Enright’s American sidekick in the program is also the team’s general manager. Mark Towill, 26, of Hawaii, has been a crewmate of Enright on various offshore-racing programs, including Roy Disney’s Transpac-movie entry Morning Light, where they first met, and the Oakcliff All-American Ocean Racing Team, which competed in the 2011 Transatlantic and Fastnet Races as an under-30 program.
“A big moment for us was attending the start of the 2011-’12 Volvo Ocean Race in Alicante,” says Towill. “At the invitation of Knut [Frostad] and his team, we were able to sit down with them and go through the whole process of what it would take. For us, that was the beginning of our focus and commitment to find a sponsor. It’s one thing to talk about and dream about doing the race, but it’s another to meet with the organizers and to see the race, which then helped us to seriously think about what it would take to get to where we wanted to go.”
With Alvimedica’s commitment to the race, says Enright, he can now put down the many balls he’s been juggling. He’ll take leave from his job as a salesman at North Sails and settle into a routine of “waking up every morning with one goal in mind—to win the Volvo Ocean Race.” What excites him most, he says, is the thought of sailing into the sole American finish port of Newport, R.I., in May 2015, his stomping grounds.

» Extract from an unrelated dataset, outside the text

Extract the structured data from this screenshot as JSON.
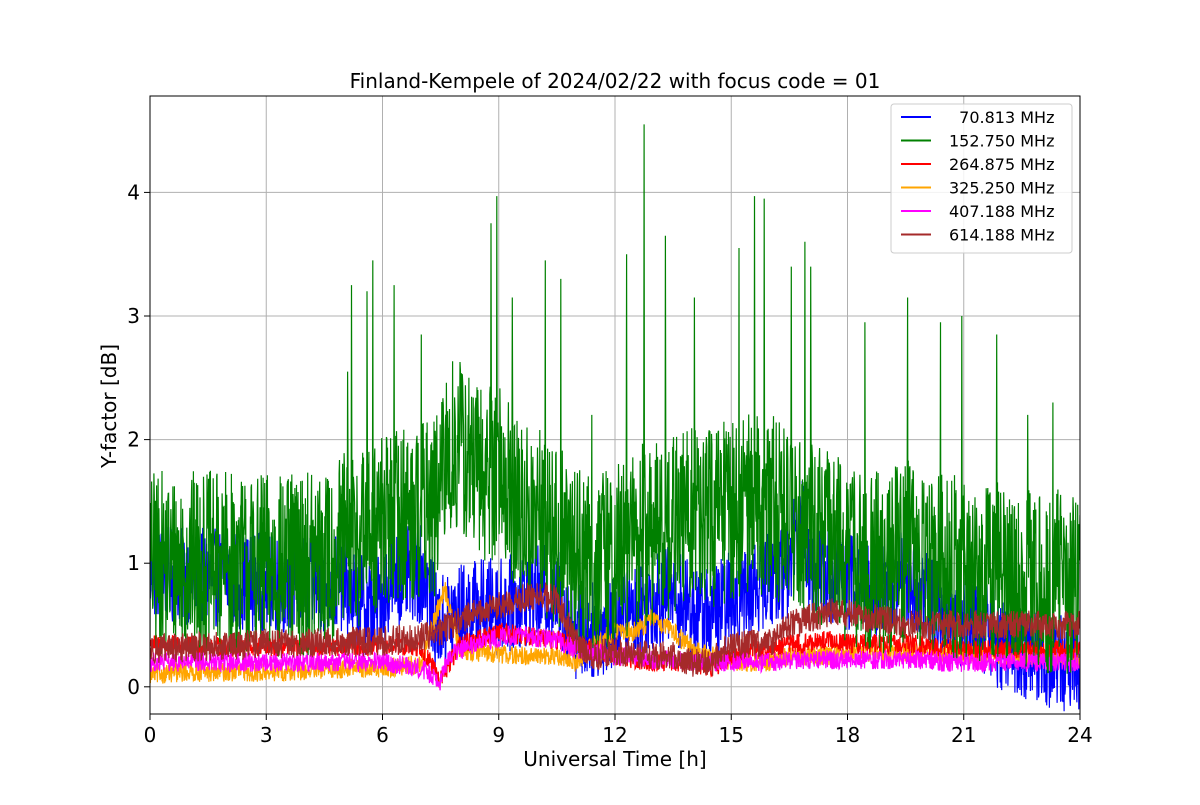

“That’s a huge motivator for me,” he says. “First, to be finally doing the race and then to have Newport as a stopover at the same time …what are the odds of that happening?”
As of early February, Alvimedica was the fifth named team, joining China’s Dongfeng, Sweden’s all-female SCA, the Dutch entry Brunel, and Abu Dhabi Ocean Racing.
This article first appeared as “No More Knocking” in the March/April 2014 issue of Sailing World.